BEC-Scams zielen in der Regel auf Angestellte der mittleren Ebene ab, z. B. Leiter der Finanz- oder der Personalabteilung, die befugt sind, Zahlungen zu tätigen oder Zugang zu sensiblen Daten haben, und die außerdem geneigt sind, der Aufforderung eines ihnen Vorgesetzten oder Executives nachzukommen.
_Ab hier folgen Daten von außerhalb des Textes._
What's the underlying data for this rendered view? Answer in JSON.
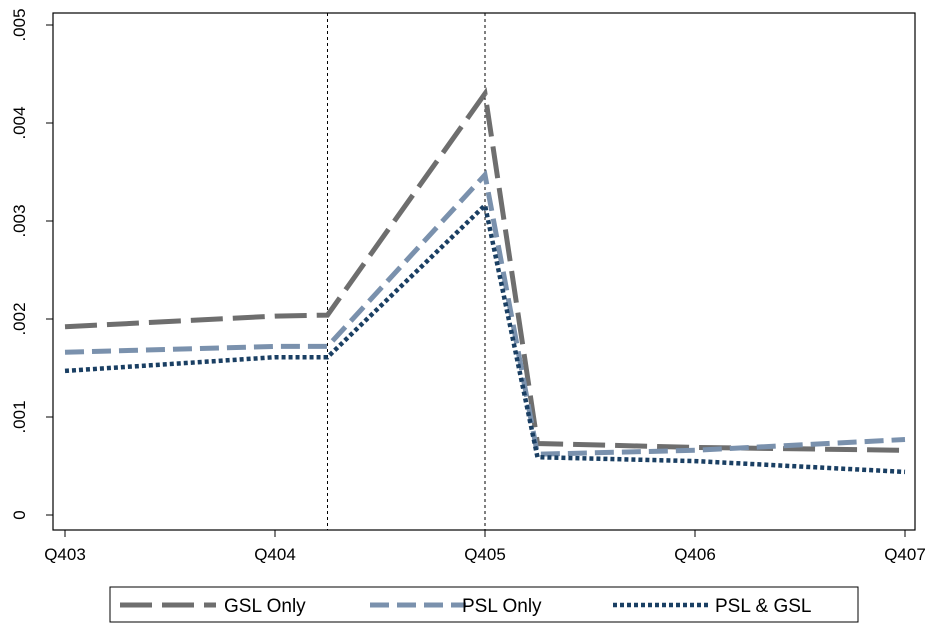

Einige BEC-Angriffe zielen auch auf neue Mitarbeiter ab, die in puncto Sicherheit nur wenig oder gar nicht geschult sind und nur ein begrenztes Wissen zu ordnungsgemäßen Zahlungs- oder Datenaustauschverfahren und -genehmigungen haben.
Als Absenderidentität wählen Betrüger einen Kollegen oder Partner aus, der glaubhaft die vom Betrüger gewünschte Aktion des Zielmitarbeiters fordern oder beeinflussen kann. Identitäten von Kollegen sind in der Regel hochrangige Manager, C-Level-Manager oder Anwälte innerhalb des Unternehmens.
Bei externen Identitäten kann es sich um C-Levels von Lieferanten oder Partnerunternehmen handeln, aber auch um Kollegen des Zielmitarbeiters, z. B. ein Lieferant, mit dem der Zielmitarbeiter regelmäßig zusammenarbeitet, ein Anwalt, der eine Transaktion berät, oder ein Bestands- oder Neukunde.
Zahlreiche Betrüger setzen dieselben Tools zur Lead-Generierung ein, die auch seriöse Marketing- und Vertriebsprofis nutzen – LinkedIn und andere soziale Netzwerke, Quellen zu Wirtschafts- und Branchennachrichten, Software für die Kundengewinnung und Listenerstellung. So ermitteln sie dann potenzielle Mitarbeiterziele und passende Absenderidentitäten.